I had a few more questions about the wagon we got. We are currently working on restoring it, and a few new questions came to mind.

What type of wood would it most likely be made out of? It is very thin but holds together real well. Is there any popular type of wood most buggies were made out of then?

There is a plate that says "Lindsay Brothers Milwaukee, WI." I was also wondering if anyone had more information about the manufactorers that they had heard of.

Also if anyone knows where we could get parts that would work on that it would be great.

I don't have any pictures that are all that terribly helpful.
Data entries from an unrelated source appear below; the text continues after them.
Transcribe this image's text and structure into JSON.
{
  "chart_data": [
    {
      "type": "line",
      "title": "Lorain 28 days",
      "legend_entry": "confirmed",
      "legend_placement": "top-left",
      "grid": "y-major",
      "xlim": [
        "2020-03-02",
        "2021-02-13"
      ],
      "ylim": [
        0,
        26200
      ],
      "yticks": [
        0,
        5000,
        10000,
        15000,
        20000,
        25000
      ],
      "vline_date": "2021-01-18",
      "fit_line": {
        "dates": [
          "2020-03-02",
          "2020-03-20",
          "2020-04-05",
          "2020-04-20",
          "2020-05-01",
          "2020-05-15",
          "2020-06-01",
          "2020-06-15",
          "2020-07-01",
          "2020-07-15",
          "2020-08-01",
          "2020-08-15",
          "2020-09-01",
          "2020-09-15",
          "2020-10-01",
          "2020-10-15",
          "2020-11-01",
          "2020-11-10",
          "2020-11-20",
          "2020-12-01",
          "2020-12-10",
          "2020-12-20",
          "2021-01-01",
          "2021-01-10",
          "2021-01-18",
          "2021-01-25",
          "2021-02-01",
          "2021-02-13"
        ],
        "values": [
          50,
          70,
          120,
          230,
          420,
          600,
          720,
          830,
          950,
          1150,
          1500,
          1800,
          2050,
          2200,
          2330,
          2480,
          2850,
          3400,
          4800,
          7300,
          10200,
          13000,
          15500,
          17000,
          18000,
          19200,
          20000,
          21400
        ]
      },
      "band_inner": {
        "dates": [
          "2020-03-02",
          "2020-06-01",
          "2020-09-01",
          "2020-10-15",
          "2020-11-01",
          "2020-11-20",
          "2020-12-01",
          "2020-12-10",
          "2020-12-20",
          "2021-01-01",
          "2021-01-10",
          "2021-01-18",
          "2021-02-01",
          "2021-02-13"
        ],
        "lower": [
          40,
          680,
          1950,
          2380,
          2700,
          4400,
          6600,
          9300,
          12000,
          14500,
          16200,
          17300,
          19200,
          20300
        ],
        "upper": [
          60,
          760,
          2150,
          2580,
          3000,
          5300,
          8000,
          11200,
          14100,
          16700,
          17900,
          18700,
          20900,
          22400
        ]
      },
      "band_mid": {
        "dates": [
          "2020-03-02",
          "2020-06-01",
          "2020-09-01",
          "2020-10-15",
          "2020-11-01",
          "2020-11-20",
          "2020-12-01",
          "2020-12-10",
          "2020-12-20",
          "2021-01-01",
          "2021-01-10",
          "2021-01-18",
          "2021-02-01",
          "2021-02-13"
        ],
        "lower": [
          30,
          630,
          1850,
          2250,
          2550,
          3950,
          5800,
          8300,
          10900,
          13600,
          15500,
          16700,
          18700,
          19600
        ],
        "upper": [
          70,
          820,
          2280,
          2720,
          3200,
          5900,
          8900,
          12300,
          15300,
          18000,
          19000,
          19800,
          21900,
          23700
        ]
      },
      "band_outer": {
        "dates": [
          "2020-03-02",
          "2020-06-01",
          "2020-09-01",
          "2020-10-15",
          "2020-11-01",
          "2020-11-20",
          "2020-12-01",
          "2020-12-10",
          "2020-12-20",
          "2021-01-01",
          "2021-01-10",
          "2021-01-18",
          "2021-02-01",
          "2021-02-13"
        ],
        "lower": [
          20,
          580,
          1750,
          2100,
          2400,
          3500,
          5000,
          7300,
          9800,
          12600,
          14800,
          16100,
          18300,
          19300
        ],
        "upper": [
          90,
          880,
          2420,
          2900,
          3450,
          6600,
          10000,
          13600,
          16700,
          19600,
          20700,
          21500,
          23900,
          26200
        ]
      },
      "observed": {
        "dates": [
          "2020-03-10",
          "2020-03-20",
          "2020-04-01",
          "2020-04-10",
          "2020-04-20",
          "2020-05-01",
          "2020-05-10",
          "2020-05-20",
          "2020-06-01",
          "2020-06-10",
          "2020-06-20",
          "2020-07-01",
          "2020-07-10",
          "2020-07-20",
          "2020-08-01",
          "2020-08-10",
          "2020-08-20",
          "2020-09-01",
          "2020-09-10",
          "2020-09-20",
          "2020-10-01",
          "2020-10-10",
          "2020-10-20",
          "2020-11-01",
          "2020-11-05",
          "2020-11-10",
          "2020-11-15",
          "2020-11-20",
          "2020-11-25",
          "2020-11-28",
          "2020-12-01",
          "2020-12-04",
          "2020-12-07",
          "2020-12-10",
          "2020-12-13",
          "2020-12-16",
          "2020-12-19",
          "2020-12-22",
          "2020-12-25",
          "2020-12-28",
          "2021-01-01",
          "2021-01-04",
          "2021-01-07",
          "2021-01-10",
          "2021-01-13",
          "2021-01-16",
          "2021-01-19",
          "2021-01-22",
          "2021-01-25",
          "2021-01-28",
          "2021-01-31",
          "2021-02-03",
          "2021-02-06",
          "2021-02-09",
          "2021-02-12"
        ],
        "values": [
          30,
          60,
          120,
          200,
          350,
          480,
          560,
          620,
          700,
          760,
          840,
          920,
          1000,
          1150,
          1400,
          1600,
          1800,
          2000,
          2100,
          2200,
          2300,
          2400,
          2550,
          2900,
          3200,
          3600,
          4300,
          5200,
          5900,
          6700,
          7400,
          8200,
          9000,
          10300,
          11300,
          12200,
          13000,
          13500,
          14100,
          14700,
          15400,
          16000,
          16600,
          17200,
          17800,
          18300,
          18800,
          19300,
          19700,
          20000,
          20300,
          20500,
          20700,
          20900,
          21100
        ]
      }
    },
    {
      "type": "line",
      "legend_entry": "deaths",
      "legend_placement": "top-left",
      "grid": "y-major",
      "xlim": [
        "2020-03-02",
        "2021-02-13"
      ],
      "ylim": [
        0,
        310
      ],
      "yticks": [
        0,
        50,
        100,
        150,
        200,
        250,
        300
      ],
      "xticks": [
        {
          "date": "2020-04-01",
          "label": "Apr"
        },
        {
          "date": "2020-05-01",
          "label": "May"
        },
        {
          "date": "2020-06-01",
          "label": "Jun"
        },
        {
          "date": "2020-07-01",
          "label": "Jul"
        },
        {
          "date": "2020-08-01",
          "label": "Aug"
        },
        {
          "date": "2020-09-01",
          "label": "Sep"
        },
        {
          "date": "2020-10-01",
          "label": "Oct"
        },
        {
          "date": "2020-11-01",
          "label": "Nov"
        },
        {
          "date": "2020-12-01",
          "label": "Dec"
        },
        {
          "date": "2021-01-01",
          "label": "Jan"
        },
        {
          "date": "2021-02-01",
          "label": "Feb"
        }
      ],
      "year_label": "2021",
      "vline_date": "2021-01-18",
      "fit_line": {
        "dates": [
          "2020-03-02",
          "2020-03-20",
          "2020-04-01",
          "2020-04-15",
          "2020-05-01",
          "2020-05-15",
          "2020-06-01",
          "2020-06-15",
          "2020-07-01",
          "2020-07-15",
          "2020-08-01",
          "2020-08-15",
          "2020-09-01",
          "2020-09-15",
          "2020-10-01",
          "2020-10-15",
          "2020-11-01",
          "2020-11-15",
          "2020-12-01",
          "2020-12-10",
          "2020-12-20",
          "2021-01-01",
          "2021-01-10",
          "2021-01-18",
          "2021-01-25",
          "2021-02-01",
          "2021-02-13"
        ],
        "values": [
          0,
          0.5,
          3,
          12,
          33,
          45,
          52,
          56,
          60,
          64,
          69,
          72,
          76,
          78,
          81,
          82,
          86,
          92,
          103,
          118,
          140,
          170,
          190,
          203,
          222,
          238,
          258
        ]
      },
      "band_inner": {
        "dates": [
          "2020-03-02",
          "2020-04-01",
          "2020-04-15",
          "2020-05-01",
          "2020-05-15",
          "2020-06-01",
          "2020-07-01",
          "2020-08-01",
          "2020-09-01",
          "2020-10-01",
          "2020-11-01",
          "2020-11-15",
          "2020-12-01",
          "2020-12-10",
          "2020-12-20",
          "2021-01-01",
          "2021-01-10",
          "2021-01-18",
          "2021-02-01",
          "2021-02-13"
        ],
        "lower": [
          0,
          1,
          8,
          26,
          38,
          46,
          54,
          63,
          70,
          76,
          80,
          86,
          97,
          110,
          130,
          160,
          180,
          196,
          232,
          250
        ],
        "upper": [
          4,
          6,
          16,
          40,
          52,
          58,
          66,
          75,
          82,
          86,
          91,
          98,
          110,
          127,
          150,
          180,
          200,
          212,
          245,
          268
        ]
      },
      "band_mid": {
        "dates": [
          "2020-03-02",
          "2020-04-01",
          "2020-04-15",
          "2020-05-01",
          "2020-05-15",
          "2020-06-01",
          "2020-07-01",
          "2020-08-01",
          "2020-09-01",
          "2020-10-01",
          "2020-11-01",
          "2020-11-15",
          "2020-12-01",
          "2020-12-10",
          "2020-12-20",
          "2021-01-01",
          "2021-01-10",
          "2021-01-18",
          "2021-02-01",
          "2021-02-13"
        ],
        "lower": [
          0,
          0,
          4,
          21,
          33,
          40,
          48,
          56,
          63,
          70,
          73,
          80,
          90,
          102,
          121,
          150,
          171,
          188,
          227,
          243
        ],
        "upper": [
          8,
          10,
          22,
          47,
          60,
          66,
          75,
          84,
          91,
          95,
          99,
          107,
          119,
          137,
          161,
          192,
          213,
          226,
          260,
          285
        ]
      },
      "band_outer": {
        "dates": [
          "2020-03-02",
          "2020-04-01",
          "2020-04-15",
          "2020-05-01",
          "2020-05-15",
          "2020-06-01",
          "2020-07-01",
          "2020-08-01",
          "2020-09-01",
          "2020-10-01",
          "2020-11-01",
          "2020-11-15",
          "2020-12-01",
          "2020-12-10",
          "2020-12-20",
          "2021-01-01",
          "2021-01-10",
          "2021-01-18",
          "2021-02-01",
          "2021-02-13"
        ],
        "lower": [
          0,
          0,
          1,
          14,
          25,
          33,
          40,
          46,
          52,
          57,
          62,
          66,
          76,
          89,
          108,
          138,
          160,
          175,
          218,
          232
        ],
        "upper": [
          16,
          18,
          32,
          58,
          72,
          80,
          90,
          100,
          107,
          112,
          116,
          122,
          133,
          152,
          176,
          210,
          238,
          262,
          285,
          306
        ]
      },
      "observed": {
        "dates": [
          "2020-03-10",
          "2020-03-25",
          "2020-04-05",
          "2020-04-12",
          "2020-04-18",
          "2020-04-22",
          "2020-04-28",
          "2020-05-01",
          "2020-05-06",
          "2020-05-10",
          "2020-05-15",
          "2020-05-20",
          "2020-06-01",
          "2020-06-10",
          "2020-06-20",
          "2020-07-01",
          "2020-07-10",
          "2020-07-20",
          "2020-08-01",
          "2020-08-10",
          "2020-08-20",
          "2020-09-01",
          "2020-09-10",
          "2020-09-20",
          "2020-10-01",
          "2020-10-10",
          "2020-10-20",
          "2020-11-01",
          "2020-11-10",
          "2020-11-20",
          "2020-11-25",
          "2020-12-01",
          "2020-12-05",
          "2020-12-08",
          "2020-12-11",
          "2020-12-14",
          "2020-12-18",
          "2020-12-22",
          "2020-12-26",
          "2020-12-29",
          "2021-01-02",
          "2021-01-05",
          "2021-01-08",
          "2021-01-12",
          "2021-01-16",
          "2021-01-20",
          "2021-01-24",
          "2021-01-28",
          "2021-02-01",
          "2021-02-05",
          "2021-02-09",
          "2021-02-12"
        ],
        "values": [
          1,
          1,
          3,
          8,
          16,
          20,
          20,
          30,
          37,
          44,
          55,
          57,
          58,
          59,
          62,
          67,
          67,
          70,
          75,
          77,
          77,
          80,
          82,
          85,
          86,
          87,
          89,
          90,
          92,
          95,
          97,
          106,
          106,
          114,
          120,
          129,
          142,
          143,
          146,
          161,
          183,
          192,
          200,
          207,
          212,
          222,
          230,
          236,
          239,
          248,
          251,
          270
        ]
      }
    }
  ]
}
Just a fuzzy pic of the cart when it was dark and dreary outside.


----------



## goodhors (Jan 25, 2011)

Poplar wood was very common in American vehicles, light, wide, cheap. Maybe someone who is familiar with woods could look at your wagon and tell you what was used. Many are made of several kinds of woods for strength, then painted so they appear to match. 

You might check in Milwaukee to see what records are available on your carriage maker, Library, Chamber of Commerce, Historical Society are good sources for pinpointing information. 

The Carriage Association of America keeps a lot of records on old carriage makers, famous makers. Do know that often every town had a local carriage maker, but there is not any information on them in the CAA's centralized location. We have had at least 5 local makers here, only about 15 miles apart! Same thing in other places. The town where they were located usually is your best source for real details, old newspapers, historical associations. Contact them and ask your questions. Might help or they could give you more ideas of where to search.

http://www.caaonline.com/

A good source of parts for buggies, wagons, would be Witmer's Coach Supply. They are located in PA, have always been very helpful to us. Probably getting their catalog would be your best start place, so you can view it to get correct part names, designs, before trying to order. They do seem to have almost anything you might need!

Witmer Coach Shop 
(717) 656-3411
1070 W Main St
New Holland,PA 17557

Good luck with your project.


----------



## Clayton Taffy (May 24, 2011)

I love Witmers Coach Shop, I do all my shopping there!
They are very helpful. I had a serious problem with a cart I was building. In the 16 years I took to build the cart my 14.2 driving Arab was put down at age 32 and replaced by a 16hh draft cross driving horse. They helped me redesign the cart without much "do over", to raise the seat and shafts, so it fit the bigger horse.


----------